Schwartzenberger joined the FBI in 2005.
In 2007, she became the first and only female SWAT team member in the FBI's Albuquerque field office, FBI Director Christopher Wray said at the service.
In 2010, Schwartzenberger transferred to Miami and joined the violent crimes against children squad, which was her "true calling," Wray said.
"She led a life of sheer determination, dedication and courage," Wray said, calling her "a true American hero."
"She was brave in pursuit of criminals ... and she relied on her heart and compassion in smaller moments when it was needed the most," he said. "She brought light into some of the darkest places."
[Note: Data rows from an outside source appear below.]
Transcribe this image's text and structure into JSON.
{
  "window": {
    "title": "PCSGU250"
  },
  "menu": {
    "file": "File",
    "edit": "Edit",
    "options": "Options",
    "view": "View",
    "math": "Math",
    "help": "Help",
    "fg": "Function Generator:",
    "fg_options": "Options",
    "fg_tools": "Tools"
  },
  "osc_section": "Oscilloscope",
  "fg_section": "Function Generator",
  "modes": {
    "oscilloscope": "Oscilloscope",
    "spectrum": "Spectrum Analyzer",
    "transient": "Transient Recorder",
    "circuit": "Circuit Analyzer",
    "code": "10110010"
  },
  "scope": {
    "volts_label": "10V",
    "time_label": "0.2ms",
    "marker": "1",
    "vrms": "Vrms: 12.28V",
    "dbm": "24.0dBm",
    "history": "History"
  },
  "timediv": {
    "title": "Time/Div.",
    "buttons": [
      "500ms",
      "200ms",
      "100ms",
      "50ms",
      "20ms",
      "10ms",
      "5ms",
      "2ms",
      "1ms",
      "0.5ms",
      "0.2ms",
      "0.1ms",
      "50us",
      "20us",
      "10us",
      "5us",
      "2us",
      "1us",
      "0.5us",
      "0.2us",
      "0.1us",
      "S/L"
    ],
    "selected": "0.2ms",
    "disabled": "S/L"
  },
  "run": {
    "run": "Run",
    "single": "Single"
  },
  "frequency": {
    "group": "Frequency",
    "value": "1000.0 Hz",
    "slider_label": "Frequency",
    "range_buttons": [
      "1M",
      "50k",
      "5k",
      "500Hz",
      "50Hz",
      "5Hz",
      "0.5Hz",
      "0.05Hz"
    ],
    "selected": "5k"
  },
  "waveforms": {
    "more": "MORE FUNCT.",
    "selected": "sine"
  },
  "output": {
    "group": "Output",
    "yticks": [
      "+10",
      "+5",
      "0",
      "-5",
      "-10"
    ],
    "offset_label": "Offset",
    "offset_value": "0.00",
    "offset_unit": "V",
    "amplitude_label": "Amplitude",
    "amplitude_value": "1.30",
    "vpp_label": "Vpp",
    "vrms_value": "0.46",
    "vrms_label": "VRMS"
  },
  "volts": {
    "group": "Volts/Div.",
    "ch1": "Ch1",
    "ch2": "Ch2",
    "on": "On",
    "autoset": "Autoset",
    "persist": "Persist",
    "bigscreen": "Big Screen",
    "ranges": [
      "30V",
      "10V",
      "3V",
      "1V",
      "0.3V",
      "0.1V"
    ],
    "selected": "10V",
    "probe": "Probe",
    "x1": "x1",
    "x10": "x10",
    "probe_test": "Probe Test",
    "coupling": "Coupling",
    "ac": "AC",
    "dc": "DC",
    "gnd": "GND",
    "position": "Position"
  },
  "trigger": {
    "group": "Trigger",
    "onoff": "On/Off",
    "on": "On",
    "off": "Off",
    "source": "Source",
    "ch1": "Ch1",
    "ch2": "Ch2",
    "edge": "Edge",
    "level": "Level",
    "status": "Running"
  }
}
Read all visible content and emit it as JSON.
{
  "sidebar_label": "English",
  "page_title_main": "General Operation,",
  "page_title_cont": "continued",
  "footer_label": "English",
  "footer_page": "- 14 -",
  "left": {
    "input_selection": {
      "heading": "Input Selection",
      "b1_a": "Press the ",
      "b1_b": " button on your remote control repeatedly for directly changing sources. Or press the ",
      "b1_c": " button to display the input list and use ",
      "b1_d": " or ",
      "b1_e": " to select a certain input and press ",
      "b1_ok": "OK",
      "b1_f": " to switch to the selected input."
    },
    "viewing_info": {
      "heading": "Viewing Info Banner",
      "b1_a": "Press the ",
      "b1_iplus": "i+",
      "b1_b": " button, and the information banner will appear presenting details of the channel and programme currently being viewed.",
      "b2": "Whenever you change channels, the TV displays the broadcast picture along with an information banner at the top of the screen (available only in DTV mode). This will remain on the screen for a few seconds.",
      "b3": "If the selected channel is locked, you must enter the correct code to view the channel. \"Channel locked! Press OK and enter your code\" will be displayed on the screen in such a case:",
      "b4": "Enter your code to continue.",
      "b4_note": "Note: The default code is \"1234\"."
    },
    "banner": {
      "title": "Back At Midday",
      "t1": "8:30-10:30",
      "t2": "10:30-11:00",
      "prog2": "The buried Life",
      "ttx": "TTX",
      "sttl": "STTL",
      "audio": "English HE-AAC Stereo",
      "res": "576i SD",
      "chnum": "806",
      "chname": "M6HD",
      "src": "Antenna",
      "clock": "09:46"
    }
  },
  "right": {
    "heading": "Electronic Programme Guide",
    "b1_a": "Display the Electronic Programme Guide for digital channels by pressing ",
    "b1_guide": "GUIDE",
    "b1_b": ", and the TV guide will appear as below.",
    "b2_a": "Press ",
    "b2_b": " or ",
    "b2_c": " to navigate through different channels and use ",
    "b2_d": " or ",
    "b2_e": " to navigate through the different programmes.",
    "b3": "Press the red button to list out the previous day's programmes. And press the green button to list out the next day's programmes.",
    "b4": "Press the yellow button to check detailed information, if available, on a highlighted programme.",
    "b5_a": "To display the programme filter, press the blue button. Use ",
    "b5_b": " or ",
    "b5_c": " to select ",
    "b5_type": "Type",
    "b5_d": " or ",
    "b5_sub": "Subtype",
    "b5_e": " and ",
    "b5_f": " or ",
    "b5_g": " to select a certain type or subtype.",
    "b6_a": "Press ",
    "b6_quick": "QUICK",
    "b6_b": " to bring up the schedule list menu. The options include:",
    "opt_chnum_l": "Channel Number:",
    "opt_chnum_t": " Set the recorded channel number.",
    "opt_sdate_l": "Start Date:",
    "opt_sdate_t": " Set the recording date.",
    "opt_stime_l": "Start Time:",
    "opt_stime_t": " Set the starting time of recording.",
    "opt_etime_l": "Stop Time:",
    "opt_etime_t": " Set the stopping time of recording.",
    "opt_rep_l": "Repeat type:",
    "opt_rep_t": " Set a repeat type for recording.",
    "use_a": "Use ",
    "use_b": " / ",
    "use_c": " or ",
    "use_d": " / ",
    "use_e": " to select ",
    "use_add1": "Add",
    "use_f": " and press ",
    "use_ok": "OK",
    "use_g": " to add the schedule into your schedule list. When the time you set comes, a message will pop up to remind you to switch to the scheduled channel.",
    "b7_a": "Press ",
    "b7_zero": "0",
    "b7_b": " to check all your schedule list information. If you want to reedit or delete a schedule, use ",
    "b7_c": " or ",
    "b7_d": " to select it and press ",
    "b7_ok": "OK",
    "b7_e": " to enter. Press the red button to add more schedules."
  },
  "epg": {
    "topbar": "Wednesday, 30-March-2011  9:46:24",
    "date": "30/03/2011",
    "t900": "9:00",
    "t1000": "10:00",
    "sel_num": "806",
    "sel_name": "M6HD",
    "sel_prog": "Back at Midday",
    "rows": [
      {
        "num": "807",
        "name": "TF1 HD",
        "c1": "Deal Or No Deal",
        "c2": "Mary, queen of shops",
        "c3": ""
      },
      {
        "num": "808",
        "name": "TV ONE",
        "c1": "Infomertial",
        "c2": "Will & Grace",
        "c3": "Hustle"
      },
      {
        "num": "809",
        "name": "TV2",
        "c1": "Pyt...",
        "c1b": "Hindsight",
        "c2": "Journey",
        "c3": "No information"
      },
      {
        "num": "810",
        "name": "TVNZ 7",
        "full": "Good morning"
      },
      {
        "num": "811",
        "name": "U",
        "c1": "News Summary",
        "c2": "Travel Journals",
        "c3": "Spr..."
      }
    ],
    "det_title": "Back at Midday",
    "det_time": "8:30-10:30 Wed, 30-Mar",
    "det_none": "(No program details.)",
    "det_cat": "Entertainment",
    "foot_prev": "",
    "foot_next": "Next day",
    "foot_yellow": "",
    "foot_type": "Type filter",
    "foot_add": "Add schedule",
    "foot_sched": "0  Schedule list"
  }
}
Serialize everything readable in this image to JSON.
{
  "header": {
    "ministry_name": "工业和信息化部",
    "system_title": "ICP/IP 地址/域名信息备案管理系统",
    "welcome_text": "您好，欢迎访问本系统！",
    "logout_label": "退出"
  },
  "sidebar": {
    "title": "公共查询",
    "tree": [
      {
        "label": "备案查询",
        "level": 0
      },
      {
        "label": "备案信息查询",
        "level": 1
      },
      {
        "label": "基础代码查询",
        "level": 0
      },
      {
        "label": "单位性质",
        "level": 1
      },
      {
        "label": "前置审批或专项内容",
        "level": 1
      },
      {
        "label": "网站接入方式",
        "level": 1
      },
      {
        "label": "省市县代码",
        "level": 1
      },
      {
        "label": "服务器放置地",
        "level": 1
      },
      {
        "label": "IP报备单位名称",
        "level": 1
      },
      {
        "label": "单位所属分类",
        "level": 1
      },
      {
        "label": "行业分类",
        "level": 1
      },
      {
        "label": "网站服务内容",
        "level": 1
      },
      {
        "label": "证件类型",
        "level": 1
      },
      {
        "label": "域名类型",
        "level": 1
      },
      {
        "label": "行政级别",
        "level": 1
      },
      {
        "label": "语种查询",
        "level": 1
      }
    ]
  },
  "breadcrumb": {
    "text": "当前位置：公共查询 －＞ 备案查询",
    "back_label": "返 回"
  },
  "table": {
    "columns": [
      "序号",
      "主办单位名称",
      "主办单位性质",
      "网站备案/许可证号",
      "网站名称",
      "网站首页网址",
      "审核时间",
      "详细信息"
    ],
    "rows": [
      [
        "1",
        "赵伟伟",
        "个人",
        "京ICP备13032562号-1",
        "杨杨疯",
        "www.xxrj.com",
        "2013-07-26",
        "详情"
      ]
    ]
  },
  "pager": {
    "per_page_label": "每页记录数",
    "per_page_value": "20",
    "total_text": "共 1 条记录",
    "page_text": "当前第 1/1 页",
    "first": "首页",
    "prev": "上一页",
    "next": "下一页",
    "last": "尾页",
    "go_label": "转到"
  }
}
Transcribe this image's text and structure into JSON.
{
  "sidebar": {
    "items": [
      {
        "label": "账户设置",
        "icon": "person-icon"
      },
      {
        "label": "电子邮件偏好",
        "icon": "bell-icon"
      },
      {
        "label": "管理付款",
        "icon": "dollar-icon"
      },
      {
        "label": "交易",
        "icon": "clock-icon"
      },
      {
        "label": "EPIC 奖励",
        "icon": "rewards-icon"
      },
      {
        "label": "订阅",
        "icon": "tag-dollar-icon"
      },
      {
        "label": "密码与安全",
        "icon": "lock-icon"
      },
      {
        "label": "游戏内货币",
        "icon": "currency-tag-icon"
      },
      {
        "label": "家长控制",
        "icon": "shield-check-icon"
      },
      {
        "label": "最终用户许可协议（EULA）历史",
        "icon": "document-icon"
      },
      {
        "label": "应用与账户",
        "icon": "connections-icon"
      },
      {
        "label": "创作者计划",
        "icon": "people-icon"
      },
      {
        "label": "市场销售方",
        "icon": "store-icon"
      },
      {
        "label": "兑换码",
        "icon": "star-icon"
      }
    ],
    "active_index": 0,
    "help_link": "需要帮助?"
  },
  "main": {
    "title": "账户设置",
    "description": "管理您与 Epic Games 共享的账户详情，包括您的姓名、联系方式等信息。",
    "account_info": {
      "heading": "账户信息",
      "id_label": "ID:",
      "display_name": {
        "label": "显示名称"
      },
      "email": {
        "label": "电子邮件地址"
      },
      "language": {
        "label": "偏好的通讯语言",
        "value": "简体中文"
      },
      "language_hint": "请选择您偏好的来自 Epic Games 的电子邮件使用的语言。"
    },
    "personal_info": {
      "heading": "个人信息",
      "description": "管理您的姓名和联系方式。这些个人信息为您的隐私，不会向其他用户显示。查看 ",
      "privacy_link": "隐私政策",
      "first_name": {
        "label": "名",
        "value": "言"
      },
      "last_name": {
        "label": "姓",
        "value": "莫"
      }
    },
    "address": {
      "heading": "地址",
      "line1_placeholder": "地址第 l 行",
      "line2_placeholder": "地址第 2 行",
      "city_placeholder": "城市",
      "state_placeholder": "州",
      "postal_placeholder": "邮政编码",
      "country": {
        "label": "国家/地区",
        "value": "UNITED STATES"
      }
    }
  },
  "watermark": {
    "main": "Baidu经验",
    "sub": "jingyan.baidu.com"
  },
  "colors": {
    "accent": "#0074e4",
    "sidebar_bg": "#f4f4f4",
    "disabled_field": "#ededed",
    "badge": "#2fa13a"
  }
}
"She was like a mom to some of the younger agents," Wray said. "She exuded a quiet confidence and she instilled that confidence in everyone who worked on her cases.
"She was an athlete in body and mind," Wray said. "She had a sharp mental focus, stamina and sense of teamwork and camaraderie that allowed her to keep moving forward, case after case and victim after victim.
"There's a heaviness in our hearts, a burden unlike any other, because there is nothing more devastating to the FBI family than the loss of an agent in the line of duty," Wray said. "It's the news we pray will never come, and when it comes, every FBI employee feels it deep down in their souls."
Wray said Schwartzenberger and Alfin were "two warriors who took on one of the hardest jobs in the FBI -- crimes against children," and called them "two of the very best the FBI had to offer."
Florida Gov. Ron DeSantis said flags will be flown at half-staff on Saturday and Sunday in honor of Schwartzenberger and Alfin.
"Their sacrifice and courage will never be forgotten," DeSantis tweeted.
Schwartzenberger was a native of Pueblo, Colorado. Colorado Gov. Jared Polis has ordered flags on public buildings be flown at half-staff on Saturday.
A memorial service for Alfin will be held on Sunday.